岡山・腰痛、ひざ痛改善パーソナルトレーナーのblog | パーソナルトレーナー 岡田 康志

腰痛、ひざ痛、身体の不調を根本から改善するためのトレーニングの考え方についてご紹介

「弾むように走ると速くなる」は本当か?

世界陸上が行われていますがトップレベルの選手の走り方を見ているとものすごい速さで走っているのに楽に、スムーズで余計な緊張がありません。 ランニング姿勢も体のバランスも良く、その美しさに目を奪われます。

市民ランナーや陸上部に所属している選手から「速く走れるようになりたい」という相談を受けます。 走るというのは“跳ぶ”、“弾む”動作の連続です。 フルマラソンは言い換えれば「42.195km弾み続ける」競技です。

トップレベルの選手の走りを見ると重心がアップダウンしていて、“弾み感”がありますが相談に来る人はスプリント、ランニングの違いはあっても共通して体幹を固め、腕は後ろに引き、足の指で地面を蹴る走り方をしています。 一般的なランニング指導、特に長距離では弾むと疲れるという発想があるので弾みを利用した走りを指導されるようなことはほとんどありませんが、走るときには基本的に「弾む」ということがなければいけません。

トップレベルの選手の走りを見ても腰は高い位置にあります。 重心の高さと物体を動かすためのエネルギーの関係から考えても重心が低いと物体を動かすために多くのエネルギーが必要となりますが、重心の位置が高い状態で動かせば動かすために使うエネルギーは少なくて済みます。

また、ランニングスピードは「ピッチ(脚の回転スピード)×ストライド」です。 現状の脚の回転のスピードでストライドが1cmでも伸びればランニングスピードが向上します。

ストライドというと歩幅というイメージで脚を前に広げるような走り方をする人が多いですが、ストライドは「体の移動距離」です。 そしてストライドを広げるタイミングは“宙に浮いている”時です。
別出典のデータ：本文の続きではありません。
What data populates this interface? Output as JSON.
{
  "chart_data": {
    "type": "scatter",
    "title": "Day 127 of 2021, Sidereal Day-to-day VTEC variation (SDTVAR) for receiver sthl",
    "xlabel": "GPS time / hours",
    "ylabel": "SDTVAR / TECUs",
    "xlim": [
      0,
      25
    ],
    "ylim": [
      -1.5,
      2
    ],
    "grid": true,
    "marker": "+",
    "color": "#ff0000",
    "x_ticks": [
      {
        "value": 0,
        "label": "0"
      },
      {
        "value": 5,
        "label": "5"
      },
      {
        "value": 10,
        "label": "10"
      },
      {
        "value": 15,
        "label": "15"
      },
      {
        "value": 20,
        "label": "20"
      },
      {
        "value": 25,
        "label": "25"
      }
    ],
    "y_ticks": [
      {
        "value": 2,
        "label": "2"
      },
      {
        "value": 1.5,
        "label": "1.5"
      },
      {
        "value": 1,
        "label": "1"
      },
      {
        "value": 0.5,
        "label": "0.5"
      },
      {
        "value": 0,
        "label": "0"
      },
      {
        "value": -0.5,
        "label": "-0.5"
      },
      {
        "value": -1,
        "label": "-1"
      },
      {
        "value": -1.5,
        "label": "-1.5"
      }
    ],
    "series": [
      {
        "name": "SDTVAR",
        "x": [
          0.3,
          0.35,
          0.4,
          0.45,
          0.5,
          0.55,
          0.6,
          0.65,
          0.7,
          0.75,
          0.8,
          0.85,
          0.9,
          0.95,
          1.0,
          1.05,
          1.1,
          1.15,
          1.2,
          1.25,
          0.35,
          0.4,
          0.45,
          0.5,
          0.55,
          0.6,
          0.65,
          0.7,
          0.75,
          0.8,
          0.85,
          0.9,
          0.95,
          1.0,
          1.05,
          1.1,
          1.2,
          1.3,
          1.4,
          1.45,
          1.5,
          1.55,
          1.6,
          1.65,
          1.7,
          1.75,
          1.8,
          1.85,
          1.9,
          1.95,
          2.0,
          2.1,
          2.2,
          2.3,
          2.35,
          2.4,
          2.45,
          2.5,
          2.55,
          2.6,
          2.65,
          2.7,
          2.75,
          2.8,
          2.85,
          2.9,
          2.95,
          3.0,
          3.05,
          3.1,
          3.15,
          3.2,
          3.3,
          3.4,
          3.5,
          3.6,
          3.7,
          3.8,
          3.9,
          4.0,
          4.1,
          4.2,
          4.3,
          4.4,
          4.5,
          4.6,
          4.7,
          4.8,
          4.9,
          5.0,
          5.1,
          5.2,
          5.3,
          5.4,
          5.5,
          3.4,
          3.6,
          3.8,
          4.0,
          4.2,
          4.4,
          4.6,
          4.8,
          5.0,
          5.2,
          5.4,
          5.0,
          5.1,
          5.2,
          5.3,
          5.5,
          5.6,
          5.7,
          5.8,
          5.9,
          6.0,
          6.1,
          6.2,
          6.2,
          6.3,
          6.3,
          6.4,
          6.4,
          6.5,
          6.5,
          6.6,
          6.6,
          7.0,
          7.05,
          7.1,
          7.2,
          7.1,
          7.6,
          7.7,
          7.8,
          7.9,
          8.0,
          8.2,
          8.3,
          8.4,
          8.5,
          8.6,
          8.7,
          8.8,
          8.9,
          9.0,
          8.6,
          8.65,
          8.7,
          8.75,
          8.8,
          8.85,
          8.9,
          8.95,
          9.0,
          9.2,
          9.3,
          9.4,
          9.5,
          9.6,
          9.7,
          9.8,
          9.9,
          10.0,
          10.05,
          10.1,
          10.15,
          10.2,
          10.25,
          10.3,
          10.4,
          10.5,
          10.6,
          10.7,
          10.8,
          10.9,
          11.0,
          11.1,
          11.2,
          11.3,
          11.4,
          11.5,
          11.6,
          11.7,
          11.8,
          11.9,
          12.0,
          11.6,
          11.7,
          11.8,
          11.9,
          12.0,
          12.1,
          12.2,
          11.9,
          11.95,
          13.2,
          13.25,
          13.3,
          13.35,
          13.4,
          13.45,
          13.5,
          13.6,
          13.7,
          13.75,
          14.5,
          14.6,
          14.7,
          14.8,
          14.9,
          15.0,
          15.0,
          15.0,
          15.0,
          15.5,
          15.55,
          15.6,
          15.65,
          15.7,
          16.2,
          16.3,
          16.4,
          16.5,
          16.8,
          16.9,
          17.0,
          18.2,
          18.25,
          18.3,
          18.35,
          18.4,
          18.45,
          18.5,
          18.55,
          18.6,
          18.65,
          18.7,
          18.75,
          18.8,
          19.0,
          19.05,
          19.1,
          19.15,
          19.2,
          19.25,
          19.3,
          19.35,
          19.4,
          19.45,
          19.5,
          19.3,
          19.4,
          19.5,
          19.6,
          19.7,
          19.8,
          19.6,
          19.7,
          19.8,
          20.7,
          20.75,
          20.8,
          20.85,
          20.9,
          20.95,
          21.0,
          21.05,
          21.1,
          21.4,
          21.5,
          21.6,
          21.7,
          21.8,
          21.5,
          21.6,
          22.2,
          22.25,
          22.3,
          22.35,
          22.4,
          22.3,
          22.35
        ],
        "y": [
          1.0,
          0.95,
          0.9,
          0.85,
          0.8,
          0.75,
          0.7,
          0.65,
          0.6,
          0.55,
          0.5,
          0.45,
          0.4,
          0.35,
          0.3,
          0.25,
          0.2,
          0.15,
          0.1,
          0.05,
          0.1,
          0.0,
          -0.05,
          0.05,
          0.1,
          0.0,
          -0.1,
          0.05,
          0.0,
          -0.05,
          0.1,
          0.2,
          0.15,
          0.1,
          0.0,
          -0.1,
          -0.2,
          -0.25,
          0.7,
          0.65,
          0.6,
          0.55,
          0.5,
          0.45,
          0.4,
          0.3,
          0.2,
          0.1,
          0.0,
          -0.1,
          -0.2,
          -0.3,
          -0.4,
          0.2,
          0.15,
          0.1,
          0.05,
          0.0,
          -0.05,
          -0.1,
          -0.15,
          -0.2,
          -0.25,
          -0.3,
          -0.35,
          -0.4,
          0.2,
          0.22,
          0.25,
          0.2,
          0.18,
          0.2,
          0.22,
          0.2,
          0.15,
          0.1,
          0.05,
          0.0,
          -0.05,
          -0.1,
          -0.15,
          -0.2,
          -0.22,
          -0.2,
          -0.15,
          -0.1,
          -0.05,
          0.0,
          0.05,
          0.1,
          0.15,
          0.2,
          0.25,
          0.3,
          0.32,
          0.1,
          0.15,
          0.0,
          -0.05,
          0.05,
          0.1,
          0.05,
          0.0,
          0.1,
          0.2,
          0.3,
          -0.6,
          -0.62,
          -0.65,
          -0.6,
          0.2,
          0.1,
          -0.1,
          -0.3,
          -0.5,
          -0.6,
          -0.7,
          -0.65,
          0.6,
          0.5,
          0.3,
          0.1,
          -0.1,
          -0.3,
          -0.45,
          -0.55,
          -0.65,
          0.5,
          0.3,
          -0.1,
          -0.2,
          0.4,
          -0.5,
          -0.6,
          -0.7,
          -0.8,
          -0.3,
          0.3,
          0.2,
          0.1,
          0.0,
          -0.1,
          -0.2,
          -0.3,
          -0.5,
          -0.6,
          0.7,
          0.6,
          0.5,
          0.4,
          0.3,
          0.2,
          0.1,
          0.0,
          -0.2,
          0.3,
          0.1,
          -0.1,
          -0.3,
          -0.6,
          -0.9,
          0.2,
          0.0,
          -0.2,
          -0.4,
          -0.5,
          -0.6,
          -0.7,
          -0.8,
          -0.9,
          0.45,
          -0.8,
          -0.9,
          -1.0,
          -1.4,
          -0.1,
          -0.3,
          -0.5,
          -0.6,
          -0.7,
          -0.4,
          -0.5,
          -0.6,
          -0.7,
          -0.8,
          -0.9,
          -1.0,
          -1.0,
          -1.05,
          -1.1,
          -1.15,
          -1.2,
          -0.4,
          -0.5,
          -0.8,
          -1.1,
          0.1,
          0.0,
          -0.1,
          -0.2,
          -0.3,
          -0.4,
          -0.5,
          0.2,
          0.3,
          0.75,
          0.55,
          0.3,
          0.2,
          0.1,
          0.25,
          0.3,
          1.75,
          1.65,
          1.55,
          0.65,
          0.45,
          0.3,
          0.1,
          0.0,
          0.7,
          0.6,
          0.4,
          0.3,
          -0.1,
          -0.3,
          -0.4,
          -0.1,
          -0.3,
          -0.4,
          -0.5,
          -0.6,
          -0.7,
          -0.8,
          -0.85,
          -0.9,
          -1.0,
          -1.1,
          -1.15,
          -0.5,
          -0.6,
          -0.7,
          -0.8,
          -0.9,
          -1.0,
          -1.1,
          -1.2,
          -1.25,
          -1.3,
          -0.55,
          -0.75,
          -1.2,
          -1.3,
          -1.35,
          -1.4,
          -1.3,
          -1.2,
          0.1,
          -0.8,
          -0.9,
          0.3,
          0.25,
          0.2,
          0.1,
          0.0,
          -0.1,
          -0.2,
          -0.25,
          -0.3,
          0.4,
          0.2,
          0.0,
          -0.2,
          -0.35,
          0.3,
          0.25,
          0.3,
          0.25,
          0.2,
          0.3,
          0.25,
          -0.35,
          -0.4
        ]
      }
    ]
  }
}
浮いている時に自分の重心を前に進めようと思うことで体を楽に前に進めることができます。

意識的に弾もうとする人が多いですが、筋肉を意識的に使うと筋肉を動かすエネルギーがすぐに切れて筋肉が動かなくなって脚が止まり走れなくなってしまいます。 筋力がないから弾み続けられない、筋肉の持久力がないから弾み続けられないと考える人もいますが筋トレをして筋肉量を増やしたところで持久力はほとんど変わりません。

弾む動作を意識的にやる必要はありません。 適切な接地で走れば自然と弾みが生まれます。 そのための接地は「足裏全体で地面を垂直に踏み込むイメージ」になります。

しかし、立ち姿勢や歩き方に問題があるとうまく弾みを使えません。 私のトレーニングではランナーでも立ち方、歩き方から見直していきますが、走りに問題のある人は脚に捻じれがある、体幹に捻じれがあるなど立った時の姿勢が崩れています。 立ち姿勢が崩れてしまっていますので当然歩き方にも癖が見られます。 そういった状態で走り方についていろいろアドバイスしても、すぐに元の癖のある走りに戻ってしまいます。

立ち方を直し、歩き方を直してスムーズに歩けるようになると走っても適切な接地、スムーズな重心移動ができるようになり、自然と弾むような走りになります。

ランニングのスピードアップのためにはストライドを伸ばすことが大事になってきます。 ほとんどの人は足が地面に着いたところで前に行こうとしますが、それではストライドは伸びません。ストライドを伸ばすのは宙に浮いている時に「1歩ずつで胸をもう少し前へ」という思うだけでストライドは広がります。 フルマラソンではストライドが5cm伸びるだけでもタイムはかなり短縮します。 それくらいストライドを伸ばすことが重要になってきます。

走り方を見直すことはもちろん大事ですが、基本的な立ち方、歩き方を見直すことも大事なことです。